Past exam questions, worked

Real questions from past NESA papers on this dot point, with our answer explainer.

Practice (NESA)15 marksExplain the causes of the Great Depression in the United States.
Show worked answer →

A 15-mark "explain" needs four developed causes and a synthesis.

Thesis. The Great Depression was the convergence of an asset bubble (the 1928 to 1929 stock boom), structural weaknesses in the real economy (income inequality, agricultural distress), a brittle banking system, and policy failure at the Federal Reserve and Treasury. The international gold standard transmitted the American shock to the world.

The bull market and the Crash. The Dow Jones rose from 100 in 1926 to 381 on 3 September 1929. Brokers' loans (margin) reached 8.5 billion dollars by September 1929. The Crash ran from Black Thursday (24 October 1929, 12.9 million shares traded) through Black Monday (28 October) to Black Tuesday (29 October, 16.4 million shares). The Dow fell from 381 to 198 by 13 November 1929, and to 41 by 8 July 1932.

Structural weaknesses. By 1929 the top 1 per cent took around 23 per cent of income. Underconsumption set in as production capacity outran working-class buying power. Farm income halved from 1920 to 1932. Around 800 banks failed annually through the late 1920s.

Banking failure. The American banking system had over 25,000 banks, mostly small and unbranched. Around 9,000 banks failed between 1930 and 1933. The Bank of United States (December 1930), the Caldwell collapse in Tennessee (November 1930), and the failure of the Kreditanstalt in Vienna (May 1931) propagated the panic. Money supply (M2) fell around 30 per cent from 1929 to 1933.
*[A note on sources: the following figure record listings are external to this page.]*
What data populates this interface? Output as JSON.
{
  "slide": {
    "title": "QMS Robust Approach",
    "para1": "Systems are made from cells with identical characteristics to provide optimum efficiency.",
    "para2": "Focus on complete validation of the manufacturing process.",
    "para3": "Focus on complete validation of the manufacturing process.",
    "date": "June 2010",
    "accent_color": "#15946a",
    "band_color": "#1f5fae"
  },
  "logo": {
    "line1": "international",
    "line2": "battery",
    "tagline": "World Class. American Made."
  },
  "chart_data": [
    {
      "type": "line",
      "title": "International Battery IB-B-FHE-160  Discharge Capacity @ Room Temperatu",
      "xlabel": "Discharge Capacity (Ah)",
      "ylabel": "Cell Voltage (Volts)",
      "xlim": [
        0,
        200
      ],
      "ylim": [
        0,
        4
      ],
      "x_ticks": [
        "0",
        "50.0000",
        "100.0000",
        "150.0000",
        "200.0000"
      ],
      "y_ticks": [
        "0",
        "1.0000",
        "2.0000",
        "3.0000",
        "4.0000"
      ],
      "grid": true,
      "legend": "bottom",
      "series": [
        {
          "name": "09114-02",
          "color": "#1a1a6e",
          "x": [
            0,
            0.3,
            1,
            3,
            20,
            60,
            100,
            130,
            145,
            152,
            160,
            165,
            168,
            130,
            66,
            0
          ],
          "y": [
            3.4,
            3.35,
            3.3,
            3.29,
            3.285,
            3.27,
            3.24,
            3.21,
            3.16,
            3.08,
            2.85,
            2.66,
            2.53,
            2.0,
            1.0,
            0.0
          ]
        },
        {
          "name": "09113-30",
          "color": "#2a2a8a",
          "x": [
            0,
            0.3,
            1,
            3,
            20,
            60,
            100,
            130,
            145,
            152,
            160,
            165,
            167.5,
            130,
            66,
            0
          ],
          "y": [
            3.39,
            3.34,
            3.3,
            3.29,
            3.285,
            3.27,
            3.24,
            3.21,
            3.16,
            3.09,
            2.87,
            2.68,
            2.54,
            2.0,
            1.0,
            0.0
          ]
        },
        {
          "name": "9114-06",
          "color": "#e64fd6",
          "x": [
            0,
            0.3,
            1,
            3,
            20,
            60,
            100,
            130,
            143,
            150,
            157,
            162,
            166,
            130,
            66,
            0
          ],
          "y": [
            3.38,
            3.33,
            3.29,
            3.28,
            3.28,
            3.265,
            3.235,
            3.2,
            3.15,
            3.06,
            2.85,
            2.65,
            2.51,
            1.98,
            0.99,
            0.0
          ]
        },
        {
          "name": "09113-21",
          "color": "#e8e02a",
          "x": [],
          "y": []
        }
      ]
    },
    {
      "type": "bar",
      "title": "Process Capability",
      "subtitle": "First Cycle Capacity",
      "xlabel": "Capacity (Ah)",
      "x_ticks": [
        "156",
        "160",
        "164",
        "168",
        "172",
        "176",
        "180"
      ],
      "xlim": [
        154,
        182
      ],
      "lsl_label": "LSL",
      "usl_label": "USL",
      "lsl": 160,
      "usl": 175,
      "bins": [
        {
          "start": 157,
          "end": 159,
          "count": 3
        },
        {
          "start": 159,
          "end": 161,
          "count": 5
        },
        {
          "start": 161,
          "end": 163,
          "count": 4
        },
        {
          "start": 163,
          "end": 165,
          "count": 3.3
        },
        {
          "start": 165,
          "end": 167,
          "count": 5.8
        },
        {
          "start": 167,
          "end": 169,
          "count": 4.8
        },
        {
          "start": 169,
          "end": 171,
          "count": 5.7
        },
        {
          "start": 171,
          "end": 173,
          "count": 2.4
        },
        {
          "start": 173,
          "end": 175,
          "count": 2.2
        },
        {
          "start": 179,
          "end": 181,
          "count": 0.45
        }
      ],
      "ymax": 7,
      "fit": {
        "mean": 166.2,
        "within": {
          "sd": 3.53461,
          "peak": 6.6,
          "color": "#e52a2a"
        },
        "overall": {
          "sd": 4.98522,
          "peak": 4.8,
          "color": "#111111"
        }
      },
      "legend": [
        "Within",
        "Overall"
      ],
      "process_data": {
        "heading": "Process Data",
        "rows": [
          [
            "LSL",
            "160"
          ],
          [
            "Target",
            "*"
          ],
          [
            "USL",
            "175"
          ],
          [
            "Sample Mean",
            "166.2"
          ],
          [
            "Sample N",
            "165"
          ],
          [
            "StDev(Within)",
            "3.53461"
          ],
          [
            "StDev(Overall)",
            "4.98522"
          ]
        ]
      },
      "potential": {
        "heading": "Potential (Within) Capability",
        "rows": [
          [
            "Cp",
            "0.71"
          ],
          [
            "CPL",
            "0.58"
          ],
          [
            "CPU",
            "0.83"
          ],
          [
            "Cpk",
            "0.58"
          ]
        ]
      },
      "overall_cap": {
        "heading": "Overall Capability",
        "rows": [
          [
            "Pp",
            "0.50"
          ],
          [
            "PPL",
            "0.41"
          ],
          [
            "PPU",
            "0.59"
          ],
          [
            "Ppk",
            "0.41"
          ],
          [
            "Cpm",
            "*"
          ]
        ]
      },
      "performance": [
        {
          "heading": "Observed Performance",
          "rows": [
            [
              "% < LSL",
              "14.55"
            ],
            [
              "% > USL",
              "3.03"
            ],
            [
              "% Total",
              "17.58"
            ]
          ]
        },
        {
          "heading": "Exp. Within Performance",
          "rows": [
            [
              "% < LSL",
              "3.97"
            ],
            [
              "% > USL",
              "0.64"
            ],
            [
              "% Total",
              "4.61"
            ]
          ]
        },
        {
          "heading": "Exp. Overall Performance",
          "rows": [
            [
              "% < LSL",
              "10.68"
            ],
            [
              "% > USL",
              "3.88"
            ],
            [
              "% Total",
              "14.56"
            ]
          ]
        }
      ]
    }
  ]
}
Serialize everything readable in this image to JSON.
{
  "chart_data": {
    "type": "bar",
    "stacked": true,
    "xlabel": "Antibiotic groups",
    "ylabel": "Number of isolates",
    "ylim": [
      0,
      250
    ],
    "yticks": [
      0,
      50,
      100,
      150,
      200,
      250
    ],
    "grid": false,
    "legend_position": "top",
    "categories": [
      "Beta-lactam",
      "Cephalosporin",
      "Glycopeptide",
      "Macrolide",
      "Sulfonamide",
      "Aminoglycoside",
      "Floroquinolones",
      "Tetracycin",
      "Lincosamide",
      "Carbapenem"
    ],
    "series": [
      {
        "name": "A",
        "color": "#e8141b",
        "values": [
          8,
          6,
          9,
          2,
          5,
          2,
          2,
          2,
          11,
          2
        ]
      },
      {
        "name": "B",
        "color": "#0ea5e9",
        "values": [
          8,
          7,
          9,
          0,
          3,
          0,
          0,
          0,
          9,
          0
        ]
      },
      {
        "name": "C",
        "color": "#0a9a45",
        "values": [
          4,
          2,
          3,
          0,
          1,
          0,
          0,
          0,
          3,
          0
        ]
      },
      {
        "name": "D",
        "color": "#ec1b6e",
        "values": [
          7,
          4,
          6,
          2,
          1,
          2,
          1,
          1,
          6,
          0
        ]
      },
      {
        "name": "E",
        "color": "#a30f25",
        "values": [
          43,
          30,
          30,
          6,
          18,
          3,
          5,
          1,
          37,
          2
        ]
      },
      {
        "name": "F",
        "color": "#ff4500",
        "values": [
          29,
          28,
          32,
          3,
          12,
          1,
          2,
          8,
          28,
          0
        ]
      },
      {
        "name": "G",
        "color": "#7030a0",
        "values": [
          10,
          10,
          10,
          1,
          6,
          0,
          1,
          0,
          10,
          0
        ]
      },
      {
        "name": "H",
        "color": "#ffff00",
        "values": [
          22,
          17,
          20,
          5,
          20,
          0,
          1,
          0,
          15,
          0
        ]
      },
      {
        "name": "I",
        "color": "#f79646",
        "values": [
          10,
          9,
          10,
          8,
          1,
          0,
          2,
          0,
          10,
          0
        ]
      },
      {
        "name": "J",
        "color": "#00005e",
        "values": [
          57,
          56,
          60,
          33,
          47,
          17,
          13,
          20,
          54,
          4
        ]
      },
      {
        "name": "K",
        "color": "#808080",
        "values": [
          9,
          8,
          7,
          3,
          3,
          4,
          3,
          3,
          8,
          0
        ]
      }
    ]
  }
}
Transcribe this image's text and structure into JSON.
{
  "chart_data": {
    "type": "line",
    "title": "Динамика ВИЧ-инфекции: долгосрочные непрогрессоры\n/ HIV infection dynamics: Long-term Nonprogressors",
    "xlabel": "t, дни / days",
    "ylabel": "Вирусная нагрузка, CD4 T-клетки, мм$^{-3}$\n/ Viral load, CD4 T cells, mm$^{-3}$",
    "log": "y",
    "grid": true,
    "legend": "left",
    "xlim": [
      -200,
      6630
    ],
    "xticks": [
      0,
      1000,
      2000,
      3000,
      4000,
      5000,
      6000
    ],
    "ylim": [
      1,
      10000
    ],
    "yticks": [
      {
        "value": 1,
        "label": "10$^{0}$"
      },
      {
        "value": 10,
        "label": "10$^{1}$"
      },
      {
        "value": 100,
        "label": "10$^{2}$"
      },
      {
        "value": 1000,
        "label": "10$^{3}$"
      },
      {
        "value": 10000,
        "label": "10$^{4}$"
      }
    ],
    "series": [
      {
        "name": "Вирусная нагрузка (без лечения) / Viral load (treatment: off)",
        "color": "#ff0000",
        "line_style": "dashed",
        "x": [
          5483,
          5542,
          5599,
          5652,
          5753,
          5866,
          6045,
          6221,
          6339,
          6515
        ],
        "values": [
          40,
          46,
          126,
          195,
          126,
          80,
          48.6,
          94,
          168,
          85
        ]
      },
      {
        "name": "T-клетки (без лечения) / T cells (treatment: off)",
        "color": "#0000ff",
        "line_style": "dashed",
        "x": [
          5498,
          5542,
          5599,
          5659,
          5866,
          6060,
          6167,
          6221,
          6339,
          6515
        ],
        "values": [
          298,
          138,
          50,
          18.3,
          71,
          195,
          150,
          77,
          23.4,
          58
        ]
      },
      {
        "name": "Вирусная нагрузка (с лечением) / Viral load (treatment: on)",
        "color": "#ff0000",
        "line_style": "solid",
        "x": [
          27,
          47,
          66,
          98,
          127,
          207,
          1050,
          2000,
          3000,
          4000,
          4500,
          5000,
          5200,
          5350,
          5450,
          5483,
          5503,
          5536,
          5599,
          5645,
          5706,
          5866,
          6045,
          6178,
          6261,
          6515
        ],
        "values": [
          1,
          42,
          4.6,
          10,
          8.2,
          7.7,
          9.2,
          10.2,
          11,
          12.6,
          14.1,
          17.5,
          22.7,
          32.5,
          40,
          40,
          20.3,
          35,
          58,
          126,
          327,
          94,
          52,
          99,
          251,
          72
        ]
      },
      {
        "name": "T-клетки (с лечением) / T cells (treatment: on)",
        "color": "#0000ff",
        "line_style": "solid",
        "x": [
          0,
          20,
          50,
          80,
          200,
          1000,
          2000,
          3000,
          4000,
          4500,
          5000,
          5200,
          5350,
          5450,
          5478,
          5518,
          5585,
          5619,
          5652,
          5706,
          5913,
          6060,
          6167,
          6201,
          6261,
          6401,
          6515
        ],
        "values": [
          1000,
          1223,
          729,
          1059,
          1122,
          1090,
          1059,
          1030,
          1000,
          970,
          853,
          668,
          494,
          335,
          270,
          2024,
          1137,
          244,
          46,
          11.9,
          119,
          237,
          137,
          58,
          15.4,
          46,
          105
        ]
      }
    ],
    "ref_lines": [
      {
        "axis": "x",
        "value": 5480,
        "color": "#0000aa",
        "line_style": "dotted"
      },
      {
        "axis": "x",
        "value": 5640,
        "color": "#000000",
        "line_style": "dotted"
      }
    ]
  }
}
Policy failure. The Federal Reserve raised the discount rate from 3.5 to 6 per cent (August 1929) to slow speculation, then failed to act as banks collapsed. Mellon's "liquidationism" (advice to Hoover, 1931: "liquidate labour, liquidate stocks, liquidate the farmers") was Treasury orthodoxy. The Hawley-Smoot Tariff (17 June 1930, average rates around 60 per cent) provoked global retaliation.